Mark and Delores Ray recently purchased a fifth-wheel camper and have taken it out for a couple of short jaunts to nearby campsites, in preparation for trips farther afield. Last weekend, their whole family, including sons Darin and wife Monica, with daughters, Amanda and Lori, and Dwain and wife Chrystal with children, Bailey, Darci and A.J., went to Pontiac, where they enjoyed boating down to the dam on Saturday and playing horseshoes and volleyball in the campground. Mark says he thinks they’re about ready to venture down into Arkansas and see what the campgrounds are like down there.
Best wishes to our cousin, Dale Thomas, who has experienced some serious health issues this year. The good news is that Dale is feeling better and stronger, and he and wife Betty are happily anticipating the Pioneer Descendants’ Gathering which they will host the first weekend in October. Betty said they had over 4000 visitors last year and are expecting another good crowd this time.
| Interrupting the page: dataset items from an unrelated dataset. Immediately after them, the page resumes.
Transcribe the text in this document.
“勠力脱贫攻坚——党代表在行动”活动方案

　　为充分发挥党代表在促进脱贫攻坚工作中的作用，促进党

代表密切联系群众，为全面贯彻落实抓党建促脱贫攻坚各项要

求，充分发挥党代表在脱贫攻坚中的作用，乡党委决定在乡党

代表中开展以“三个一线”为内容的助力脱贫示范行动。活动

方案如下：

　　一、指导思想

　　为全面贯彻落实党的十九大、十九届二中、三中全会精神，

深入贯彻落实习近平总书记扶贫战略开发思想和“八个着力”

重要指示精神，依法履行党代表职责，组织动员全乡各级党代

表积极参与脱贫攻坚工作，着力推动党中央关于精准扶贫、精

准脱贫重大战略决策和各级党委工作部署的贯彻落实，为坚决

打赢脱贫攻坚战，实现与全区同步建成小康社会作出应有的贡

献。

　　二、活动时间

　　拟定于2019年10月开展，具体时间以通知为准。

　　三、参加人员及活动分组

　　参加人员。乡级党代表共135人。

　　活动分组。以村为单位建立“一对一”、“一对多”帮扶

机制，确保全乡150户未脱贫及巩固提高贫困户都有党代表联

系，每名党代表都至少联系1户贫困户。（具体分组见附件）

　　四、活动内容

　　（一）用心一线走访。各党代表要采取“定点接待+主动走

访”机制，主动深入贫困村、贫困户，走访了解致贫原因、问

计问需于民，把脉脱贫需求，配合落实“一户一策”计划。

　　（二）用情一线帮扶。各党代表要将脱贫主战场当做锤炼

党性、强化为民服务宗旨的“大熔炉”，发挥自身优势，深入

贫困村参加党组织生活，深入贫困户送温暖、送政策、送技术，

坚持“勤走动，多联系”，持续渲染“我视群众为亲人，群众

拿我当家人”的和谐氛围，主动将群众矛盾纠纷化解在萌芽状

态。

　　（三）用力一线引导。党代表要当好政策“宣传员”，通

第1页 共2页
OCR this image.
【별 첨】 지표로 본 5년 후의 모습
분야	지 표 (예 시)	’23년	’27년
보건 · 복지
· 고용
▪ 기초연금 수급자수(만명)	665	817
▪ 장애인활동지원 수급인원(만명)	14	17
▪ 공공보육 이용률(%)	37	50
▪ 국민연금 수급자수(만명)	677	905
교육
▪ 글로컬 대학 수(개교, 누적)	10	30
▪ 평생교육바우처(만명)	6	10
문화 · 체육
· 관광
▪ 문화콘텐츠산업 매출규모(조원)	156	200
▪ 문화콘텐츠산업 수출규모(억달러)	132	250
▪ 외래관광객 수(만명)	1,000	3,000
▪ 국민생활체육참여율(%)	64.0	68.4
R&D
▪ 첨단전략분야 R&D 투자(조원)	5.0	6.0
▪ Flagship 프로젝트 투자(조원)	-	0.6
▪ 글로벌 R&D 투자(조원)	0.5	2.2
All kinds of old-time crafts and demonstrations are planned, with music and good food served up, too.
The Thomases live on property adjoining the Yates Cemetery where Dale and Stan’s common ancestor, Thomas Brown, is buried. Thomas was a Civil War veteran who came to the Ozarks from Indiana in 1845 with twin baby daughters, after the death of his wife. Once here, Thomas remarried, and he and his second wife had nine more children and have descendants scattered all over the place. When Dale and Betty hosted the first Gathering, about three dozen cousins showed up. Ten years later, the event has grown to include anyone with an interest in how our pioneer ancestors lived.
Happy birthday wishes this week are extended to Ed Hawkins, who celebrates today, Sept. l4, and to Alvis Thomas, whose birthday is tomorrow, Sept. 15. Alvis won’t be the only one blowing out candles on Thursday — a special little girl named Addie Alms, our youngest grandchild, will be 3 years old tomorrow. Addie is hoping for a “pink” birthday.
Be sure and stop by the Historium during Hootin an Hollarin this weekend, to see the progress that has been made inside the home of the Ozark County Genealogical and Historical Society in the last year. It was just one year ago that our doors were open for the first time, and we’ve come a long way since then. The 2011 Historium Friendship Quilt now proudly hangs on the wall so that everyone can enjoy reading the names on all 110 blocks. Some are of current Ozark Countians, while others are from days gone by. The quilt was beautifully hand-quilted by the very talented ladies who ply their needles at the Senior Center. The fabrics used in the blocks are reminiscent of the Civil War era, and their deep colors are vibrant against the textured walls of the Historium. This quilt is a lovely addition to our facility, and we’re eager to show it off.
Our genealogy library has been completely reorganized and has been enriched by a gift from the Raymond Williamson family. The late Flo Williamson was an avid genealogist and had amassed a large collection of research materials that has been integrated into our library. The whole collection is now catalogued and is easily accessible, and we have volunteers who can help you get started putting together your own family history.
Also, we will have for sale our newest project, Apron Strings: Recipes and Recollections. This is no ordinary cookbook; in fact, every page is filled with pictures and anecdotes about Ozark County cooks and cooking and meals, along with old-time recipes. The cost of this keepsake book is $15 and would make a very thoughtful gift.
The Historium will be open from 10 a.m. till 7 p.m. from Thursday through Saturday. Come and see us and be sure to sign our guest book!